No quiero cansar. Trabajé haciendo mandados para cambiar de máquina, ahorré, leí, miraba fotos por doquier… Y fui aprendiendo a base de tropezones y algunas alegrías. Por supuesto, todo ocurría en un mundo de blanco y negro, pero descubrí los matices del gris, la melancolía de la luz en ese universo y la crudeza del contraste bicolor. Luego fueron llegando la Konica, la Minolta, la Canon… Era como irte a un limbo que te permitía jugar a ser mago con el escenario: las lentes diversas, el control de la focal, la velocidad diferente, etc. ¡Ah! y el laboratorio fotográfico que en la oscuridad te deja conjurar tiempos y líquidos para doblegar lo que la máquina te ofrece.
Para ese tiempo ya no me importaba la imagen en sí misma, buscaba crear mi propio mundo, forzando los elementos para conseguir lo que maquinaba en la cabeza. Y fui obligado a entrar en el universo de la técnica fotográfica: tercios, diafragma, velocidad, Iso… y el Photoshop. Éstos eran los dominios de lo correcto, las reglas, las máscaras, en fin, lo establecido por especialistas y profesionales. Precioso el resultado porque las sombras ya habían dado un paso gigantesco hacia el color (como pasar del papiro a una revista de viajes). Sin embargo el mensaje llegaba a veces soso, unificado, repetitivo como de tarjeta postal, pero entonces pesaba más el coste económico que el derroche buscando la aventura. No se podía galopar sintiendo sensaciones y quedaba el paso pausado, la preparación antes del ¡CLIC!, intentando lo seguro y disfrutar de ello.
Hoy, ya mayor, sigo como el primer día, aprendiendo. Pero este escenario digital que nos envuelve me ha hecho más audaz. Adiós a los frenos, ya se puede galopar, probar y probar el infinito: ¡clac, clac, clac…!, y tirar sin miedo como si no hubiera un mañana. Las fotos están presentes en todas partes, todo y a todo se fotografía y se intercambia. Vivimos una vida inundada de imágenes a las que se les pasan filtros de todas las razas y lo que antes llevaba mucho tiempo y ensayos ahora es sólo la voluntad de apretar un botón. Cuando llegué al mundo digital me desboqué de nuevo, como un chaval, no quedó nada que no pasara por mis ojos y experimenté todos los palos de la baraja visual.
Gracias a que la edad calma, el sarampión se me ha pasado. Ahora no estoy en contra de los aspectos técnicos y perfeccionistas, para eso ya hay trabajos de mucha gente maravillosa y profesional, mucho mejor que mi mejor esfuerzo. Busco otra cosa que me satisfaga con ayuda de la técnica, pero sólo ayuda.
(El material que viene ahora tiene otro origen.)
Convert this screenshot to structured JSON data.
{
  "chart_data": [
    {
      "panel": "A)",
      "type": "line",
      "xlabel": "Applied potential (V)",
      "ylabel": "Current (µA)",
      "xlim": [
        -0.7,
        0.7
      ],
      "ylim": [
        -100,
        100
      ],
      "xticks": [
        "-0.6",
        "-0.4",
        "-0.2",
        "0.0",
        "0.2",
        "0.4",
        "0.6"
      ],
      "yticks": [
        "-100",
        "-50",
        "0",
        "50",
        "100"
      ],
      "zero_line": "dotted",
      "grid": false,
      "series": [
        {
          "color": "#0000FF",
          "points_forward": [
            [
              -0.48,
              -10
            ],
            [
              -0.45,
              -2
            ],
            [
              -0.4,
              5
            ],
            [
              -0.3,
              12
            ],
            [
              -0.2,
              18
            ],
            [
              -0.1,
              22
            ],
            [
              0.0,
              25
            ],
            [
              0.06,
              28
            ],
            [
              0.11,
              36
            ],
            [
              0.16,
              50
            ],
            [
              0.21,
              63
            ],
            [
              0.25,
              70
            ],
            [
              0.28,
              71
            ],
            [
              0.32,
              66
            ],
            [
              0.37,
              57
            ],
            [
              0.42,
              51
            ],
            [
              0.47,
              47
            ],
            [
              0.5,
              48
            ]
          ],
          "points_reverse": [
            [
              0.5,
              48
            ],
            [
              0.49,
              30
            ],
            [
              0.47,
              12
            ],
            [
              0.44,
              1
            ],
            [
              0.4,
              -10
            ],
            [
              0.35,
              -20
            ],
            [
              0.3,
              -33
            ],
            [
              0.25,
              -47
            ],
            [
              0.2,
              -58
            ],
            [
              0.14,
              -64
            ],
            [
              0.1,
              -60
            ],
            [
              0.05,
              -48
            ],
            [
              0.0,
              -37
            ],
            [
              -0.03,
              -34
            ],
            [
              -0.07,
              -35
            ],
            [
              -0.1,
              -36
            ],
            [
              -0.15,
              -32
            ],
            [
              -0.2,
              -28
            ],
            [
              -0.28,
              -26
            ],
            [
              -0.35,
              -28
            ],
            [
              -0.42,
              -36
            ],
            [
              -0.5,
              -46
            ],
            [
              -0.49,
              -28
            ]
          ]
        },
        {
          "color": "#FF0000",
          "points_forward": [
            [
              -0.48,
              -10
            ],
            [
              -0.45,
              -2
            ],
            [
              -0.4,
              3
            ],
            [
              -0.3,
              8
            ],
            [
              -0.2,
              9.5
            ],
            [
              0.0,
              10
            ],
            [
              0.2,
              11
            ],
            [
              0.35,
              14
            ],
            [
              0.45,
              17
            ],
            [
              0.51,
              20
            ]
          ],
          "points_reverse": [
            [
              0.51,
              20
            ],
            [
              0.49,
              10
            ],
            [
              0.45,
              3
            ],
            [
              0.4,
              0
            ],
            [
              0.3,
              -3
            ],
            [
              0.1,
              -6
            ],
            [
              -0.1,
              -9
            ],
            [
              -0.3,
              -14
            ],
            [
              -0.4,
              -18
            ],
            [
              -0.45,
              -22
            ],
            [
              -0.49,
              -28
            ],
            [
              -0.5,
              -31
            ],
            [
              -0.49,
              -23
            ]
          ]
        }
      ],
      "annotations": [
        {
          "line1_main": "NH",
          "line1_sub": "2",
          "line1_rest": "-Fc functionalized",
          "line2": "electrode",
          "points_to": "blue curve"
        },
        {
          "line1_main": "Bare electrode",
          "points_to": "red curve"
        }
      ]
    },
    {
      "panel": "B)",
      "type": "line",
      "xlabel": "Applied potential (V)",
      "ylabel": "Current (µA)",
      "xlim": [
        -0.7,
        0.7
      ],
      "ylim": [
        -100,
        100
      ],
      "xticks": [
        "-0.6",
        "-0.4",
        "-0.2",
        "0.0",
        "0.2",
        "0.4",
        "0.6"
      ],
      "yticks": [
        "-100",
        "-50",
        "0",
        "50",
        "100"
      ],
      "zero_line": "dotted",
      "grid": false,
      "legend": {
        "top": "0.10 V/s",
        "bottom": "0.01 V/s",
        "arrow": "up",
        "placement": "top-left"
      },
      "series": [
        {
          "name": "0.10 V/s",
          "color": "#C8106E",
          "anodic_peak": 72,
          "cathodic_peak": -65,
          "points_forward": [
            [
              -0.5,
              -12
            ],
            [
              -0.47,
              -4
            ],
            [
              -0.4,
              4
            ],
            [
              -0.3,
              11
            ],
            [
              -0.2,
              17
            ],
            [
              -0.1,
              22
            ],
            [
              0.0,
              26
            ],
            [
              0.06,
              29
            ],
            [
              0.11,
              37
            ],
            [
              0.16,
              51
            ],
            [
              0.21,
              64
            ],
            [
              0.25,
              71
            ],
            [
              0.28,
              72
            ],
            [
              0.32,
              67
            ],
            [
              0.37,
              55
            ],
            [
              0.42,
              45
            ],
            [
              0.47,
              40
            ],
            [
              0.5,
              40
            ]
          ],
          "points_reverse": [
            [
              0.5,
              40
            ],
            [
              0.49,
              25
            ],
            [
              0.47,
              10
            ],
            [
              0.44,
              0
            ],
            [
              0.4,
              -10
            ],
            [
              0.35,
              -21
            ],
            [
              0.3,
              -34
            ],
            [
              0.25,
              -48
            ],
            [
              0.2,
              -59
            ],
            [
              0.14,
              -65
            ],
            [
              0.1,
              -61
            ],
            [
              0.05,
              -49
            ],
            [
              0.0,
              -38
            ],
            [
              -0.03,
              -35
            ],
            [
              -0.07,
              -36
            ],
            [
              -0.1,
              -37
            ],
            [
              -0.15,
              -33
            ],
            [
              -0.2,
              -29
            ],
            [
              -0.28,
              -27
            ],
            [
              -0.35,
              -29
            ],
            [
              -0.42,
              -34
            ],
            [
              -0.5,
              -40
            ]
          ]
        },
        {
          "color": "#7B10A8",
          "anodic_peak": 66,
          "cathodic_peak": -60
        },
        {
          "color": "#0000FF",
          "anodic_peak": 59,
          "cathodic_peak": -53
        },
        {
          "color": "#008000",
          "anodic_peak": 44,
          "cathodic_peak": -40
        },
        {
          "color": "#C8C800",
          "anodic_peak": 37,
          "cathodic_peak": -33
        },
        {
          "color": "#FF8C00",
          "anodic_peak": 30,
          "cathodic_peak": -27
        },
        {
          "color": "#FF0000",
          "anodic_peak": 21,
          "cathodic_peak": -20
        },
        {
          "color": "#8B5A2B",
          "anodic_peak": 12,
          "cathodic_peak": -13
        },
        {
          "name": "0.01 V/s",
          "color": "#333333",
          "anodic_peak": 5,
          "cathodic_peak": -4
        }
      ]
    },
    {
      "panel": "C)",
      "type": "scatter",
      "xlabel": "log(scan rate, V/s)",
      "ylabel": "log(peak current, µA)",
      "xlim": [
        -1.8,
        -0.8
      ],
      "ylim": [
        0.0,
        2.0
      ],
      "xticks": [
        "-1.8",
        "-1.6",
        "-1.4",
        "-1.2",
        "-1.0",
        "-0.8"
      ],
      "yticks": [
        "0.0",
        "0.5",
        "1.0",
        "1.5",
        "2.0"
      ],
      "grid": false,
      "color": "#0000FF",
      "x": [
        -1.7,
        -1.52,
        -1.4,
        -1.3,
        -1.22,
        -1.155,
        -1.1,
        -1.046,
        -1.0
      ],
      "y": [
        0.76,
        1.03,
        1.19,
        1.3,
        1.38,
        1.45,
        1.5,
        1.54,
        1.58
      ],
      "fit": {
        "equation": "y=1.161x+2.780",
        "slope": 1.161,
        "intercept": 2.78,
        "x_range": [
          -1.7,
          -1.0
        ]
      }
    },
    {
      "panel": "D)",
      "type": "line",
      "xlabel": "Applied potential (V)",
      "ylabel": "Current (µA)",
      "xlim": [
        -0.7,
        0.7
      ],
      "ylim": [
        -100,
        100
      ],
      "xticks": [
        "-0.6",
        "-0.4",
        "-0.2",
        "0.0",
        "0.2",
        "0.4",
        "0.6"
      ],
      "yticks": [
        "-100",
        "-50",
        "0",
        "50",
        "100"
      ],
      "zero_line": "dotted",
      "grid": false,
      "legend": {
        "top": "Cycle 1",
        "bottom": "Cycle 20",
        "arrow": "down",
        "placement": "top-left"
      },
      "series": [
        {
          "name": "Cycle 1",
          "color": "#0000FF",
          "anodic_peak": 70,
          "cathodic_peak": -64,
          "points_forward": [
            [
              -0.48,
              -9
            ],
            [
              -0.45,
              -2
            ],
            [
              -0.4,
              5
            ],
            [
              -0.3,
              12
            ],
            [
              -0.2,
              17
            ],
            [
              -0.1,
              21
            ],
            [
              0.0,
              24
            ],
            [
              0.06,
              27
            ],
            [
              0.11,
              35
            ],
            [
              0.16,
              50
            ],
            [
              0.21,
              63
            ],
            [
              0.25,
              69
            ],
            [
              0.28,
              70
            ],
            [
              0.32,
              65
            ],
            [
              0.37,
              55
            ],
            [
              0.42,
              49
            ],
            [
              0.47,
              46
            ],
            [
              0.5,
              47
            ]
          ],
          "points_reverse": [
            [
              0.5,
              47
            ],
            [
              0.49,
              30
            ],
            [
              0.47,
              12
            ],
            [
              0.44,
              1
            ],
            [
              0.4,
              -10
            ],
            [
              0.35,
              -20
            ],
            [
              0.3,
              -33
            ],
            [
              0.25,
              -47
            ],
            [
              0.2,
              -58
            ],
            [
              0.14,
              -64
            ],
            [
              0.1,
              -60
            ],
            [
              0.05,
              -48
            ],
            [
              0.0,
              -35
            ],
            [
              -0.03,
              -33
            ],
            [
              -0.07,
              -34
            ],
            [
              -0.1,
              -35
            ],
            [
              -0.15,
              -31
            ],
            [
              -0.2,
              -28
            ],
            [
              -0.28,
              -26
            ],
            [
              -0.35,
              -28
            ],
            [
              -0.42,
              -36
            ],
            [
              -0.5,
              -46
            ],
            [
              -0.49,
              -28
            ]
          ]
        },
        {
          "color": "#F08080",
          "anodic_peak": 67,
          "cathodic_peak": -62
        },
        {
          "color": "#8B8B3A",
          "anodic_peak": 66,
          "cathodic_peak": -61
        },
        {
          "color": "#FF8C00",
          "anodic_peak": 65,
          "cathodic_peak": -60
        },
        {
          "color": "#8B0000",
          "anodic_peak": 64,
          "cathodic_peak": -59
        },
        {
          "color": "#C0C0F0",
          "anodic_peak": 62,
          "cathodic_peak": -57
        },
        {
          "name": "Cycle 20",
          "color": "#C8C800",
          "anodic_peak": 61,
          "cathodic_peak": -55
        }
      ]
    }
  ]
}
Algunos se emocionan con el recuerdo que ofrece la foto, otros con el paisaje, la luz, el juego del agua, las numerosas variaciones que ofrecen los filtros, la composición, el retrato, el HDR, la perfección y el equilibrio… sin límites.
La fotografía para mi sigue siendo un descubrimiento continuo como lo fue desde niño. Yo disfruto del camino que recorro, desde que dentro de mi me dicen: ¡AHÍ HAY ALGO!, hasta que todo lo que he aprendido y mi instinto aprietan el disparador. Después, queda observar, esperando ver si he logrado mostrar la historia perseguida que puede aparecer en un paisaje, en una mirada o en una línea, forma o color… Luego, la foto ya queda en un segundo plano, lo vital es el camino, el instante.
Luis Cadenas Prieto es maestro retirado, escritor a ratos, fotográfo siempre, conversador nato y portuense de adopción. Tiene miles, decenas de miles de fotografías etiquetadas, encarpetadas en varios discos duros, siempre lleva una máquina de fotos en el bolsillo, esperando el momento de “sentir la penúltima foto”. Es coautor con su hijo de la novela “La campana de San Román”, disponible en Amazon. Por supuesto, es autor de las fotografías que ilustran este artículo.